By July of 1863, Logan's popularity in the north was second only to that of U. S. Grant. No one could have been more pleased with Logan's success than his wife, Mary. A steady flow of letters affirmed her devotion. The letters also reflected the pride she took in her husband's achievements. Acknowledging his newfound national popularity, Mary wrote from her home in Carbondale, Illinois, saying, "Everything is Grant and Logan."  On July 4, 1863, Grant honored General Logan by inviting his division to lead the Union advance into Vicksburg. Never was Logan so proud. The next day, still on an emotional high, he wrote to his wife saying, "The victory is the greatest triumph of modern times…My division has immortalized itself in the eyes of the whole army."

Adding to Logan's delight, Grant honored him by naming him temporary commander of Vicksburg. His orders were to provide guards to prevent prisoners from escaping and to protect against looting. Logan went on to command the 15th Corps and briefly the Army of the Tennessee during the Atlanta, Georgia, and Carolinas campaigns. His reputation as a hero never waned.

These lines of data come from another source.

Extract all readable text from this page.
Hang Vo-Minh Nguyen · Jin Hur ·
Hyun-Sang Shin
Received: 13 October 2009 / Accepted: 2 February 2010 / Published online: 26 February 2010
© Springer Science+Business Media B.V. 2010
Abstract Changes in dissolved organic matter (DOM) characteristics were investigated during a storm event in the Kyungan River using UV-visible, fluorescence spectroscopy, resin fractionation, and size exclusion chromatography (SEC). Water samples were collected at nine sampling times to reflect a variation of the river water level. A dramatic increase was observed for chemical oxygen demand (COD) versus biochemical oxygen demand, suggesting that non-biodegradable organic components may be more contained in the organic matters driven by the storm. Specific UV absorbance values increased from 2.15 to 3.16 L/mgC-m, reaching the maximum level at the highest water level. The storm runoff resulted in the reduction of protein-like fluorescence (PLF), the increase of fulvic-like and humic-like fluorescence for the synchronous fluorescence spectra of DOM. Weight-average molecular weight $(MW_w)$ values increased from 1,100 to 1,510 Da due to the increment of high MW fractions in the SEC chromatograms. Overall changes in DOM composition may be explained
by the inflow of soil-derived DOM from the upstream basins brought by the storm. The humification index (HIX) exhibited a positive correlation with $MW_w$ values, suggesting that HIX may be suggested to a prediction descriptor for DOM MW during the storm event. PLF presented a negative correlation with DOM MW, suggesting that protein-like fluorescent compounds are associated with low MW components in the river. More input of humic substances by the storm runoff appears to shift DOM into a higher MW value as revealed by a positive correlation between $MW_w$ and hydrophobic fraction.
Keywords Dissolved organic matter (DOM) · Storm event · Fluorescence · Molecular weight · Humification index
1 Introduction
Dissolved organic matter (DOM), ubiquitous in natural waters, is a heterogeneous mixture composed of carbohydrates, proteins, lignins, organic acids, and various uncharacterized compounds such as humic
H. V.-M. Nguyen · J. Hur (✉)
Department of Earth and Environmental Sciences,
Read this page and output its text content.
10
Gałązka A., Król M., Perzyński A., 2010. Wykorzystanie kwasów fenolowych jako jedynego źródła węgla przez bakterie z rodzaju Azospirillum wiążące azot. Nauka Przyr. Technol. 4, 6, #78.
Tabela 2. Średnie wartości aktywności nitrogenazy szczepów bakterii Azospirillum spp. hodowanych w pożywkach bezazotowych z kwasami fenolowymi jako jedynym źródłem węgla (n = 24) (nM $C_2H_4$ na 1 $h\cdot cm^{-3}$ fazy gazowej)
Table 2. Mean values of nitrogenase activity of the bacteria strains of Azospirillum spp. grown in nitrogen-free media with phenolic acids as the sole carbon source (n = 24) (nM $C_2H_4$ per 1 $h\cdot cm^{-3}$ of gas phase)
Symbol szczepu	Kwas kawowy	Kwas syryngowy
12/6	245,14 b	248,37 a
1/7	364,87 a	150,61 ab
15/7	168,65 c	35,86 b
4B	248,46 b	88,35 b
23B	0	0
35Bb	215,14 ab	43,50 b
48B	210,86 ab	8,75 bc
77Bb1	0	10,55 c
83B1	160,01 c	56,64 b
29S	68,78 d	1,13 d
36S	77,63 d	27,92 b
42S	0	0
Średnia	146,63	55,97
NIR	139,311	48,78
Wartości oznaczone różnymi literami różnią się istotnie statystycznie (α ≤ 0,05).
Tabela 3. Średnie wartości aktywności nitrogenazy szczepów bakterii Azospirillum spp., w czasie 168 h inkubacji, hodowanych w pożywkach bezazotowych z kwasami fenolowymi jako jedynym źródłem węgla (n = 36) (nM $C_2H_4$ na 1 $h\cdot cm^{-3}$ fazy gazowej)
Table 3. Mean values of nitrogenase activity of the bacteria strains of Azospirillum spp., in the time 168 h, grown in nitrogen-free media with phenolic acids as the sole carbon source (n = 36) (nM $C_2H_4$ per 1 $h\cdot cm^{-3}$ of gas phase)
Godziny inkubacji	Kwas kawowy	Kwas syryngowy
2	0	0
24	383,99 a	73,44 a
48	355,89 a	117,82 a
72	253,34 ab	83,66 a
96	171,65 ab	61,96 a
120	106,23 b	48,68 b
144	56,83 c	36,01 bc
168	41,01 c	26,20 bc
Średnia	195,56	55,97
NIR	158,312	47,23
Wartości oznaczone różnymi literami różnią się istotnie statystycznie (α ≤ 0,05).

Following the war, the military giant became a hero to all Union veterans. He threw his efforts into securing veteran's rights for the men who served their country. Following Logan's death in 1886, family member, C. H. Logan wrote of his character: "The character of General Logan was compounded of an unusual number of the strongly typical elements. Of the elements going to make up this rich combination, apart from those exclusively related to strong intellectuality, the chief were honesty; great energy; iron determination; unflinching courage; much religious sentiment; great love of fellow-man and a laudable ambition to play the life-part well."

To his wife and best friend, Mary Logan, who supported him in all facets of life, he left his most treasured possession - The Union Medal of Honor presented to him by Congress for Meritorious Conduct.